If you’re in a borrowing conundrum and you’re confused about mortgage language, the following information might help to clarify the lending world a bit.
Basically, mortgage talks center around fixed or variable rates, along with the term of the mortgage (or how long you’ll be paying them back). Fixed rate mortgages act like an insurance—you know what you’ll be paying and for how long.
Most Canadians who choose a fixed-rate mortgage choose a five-year term, but in today’s economic climate, you might want to rethink that, and here’s why:
A New Possibility
When looking at how inflation works, it may be better to lock into a 10-year fixed term if a fixed mortgage is what you’re leaning toward. For instance, in a more volatile economic climate, which is the case today in Canada, if the interest rate for a fixed, five-year mortgage is around 3.89 per cent and you can get a 10-year fixed mortgage for 4.79 per cent, you might want to consider that since the premium for that extra protection would only be .9 per cent, which is highly reasonable.
A Little-Known Fact
You may not have thought about a longer term, assuming that the penalties for breaking the term might break your bank account, which may be true if you renege in the first five years. But in Canada, the Interest Rate Act stipulates that after five years, your lender can only charge you a penalty of three months’ interest. That means you have the option of keeping your current rate for another five years.
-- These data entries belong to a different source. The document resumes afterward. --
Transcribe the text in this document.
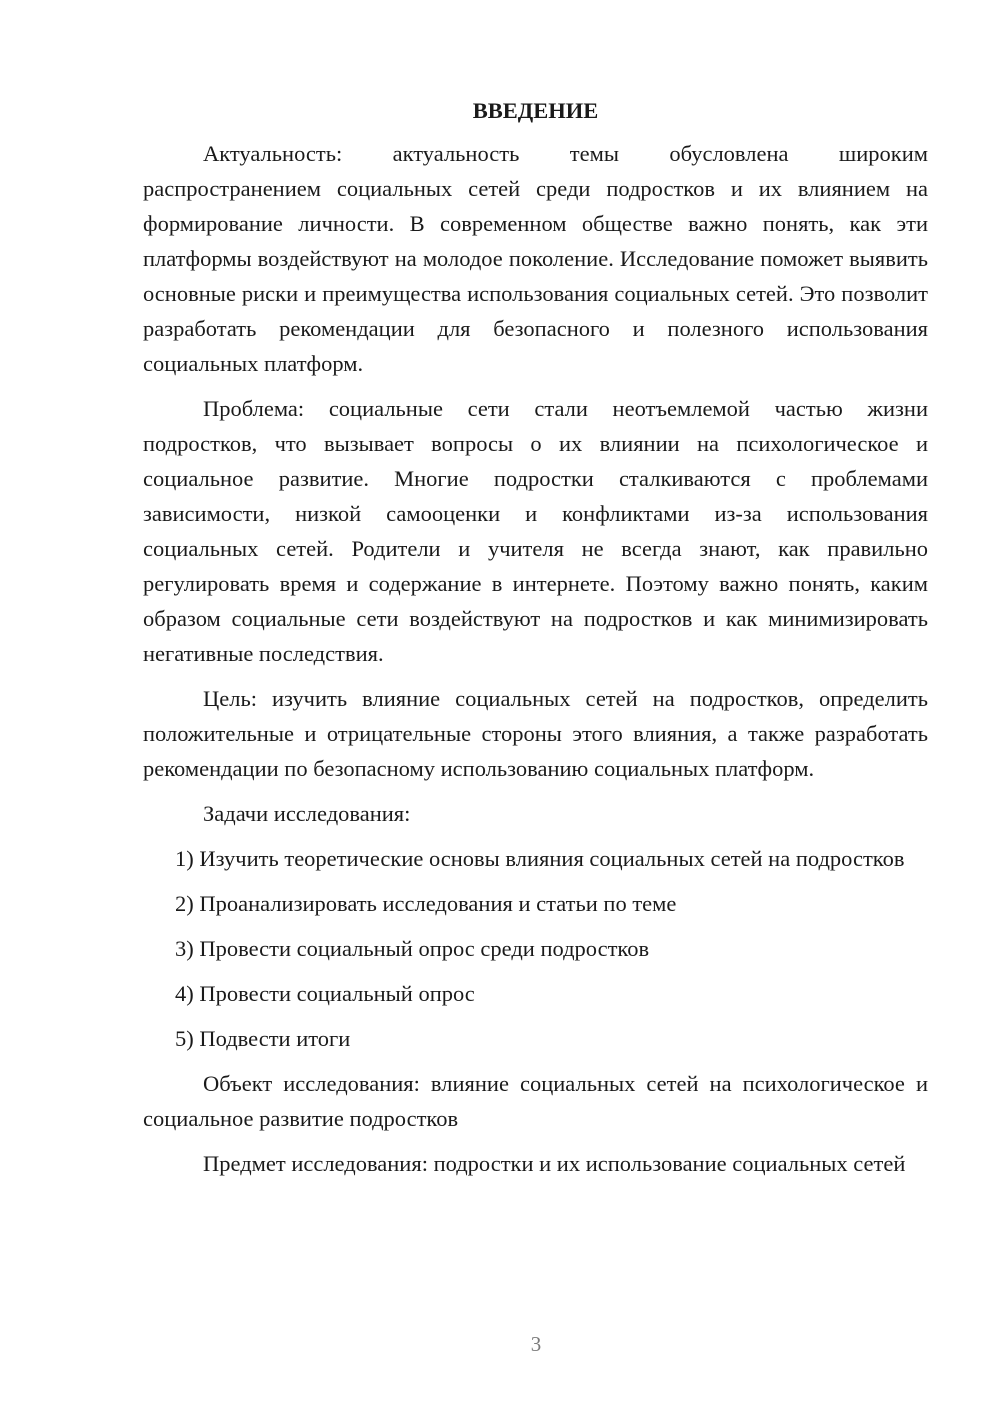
ВВЕДЕНИЕ

Актуальность: актуальность темы обусловлена широким распространением социальных сетей среди подростков и их влиянием на формирование личности. В современном обществе важно понять, как эти платформы воздействуют на молодое поколение. Исследование поможет выявить основные риски и преимущества использования социальных сетей. Это позволит разработать рекомендации для безопасного и полезного использования социальных платформ.

Проблема: социальные сети стали неотъемлемой частью жизни подростков, что вызывает вопросы о их влиянии на психологическое и социальное развитие. Многие подростки сталкиваются с проблемами зависимости, низкой самооценки и конфликтами из-за использования социальных сетей. Родители и учителя не всегда знают, как правильно регулировать время и содержание в интернете. Поэтому важно понять, каким образом социальные сети воздействуют на подростков и как минимизировать негативные последствия.

Цель: изучить влияние социальных сетей на подростков, определить положительные и отрицательные стороны этого влияния, а также разработать рекомендации по безопасному использованию социальных платформ.

Задачи исследования:

1) Изучить теоретические основы влияния социальных сетей на подростков

2) Проанализировать исследования и статьи по теме

3) Провести социальный опрос среди подростков

4) Провести социальный опрос

5) Подвести итоги

Объект исследования: влияние социальных сетей на психологическое и социальное развитие подростков

Предмет исследования: подростки и их использование социальных сетей

3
It will only cost you that three months’ interest if you choose not to.
The fact is, no one really knows for sure how interest rates might fluctuate. If you’re afraid that interest rates will skyrocket, perhaps a fixed rate would be more to your liking. On the other hand, if you want to take the chance of having more money in your pocket, you can weigh the options of going with a variable mortgage. If you have equity in your property already, this may be the choice for you. Always consider: Do you have a lot to lose should the interest rate increase substantially?
In essence, the mortgage term you choose has to align with your lifestyle. Historically speaking, comparing five-year fixed terms against variable rates shows that, in most cases, you would have pocketed money by choosing a variable rate. But then again, you now have the option of a 10-year term. It’s up to you to weigh the pros and cons with your lender.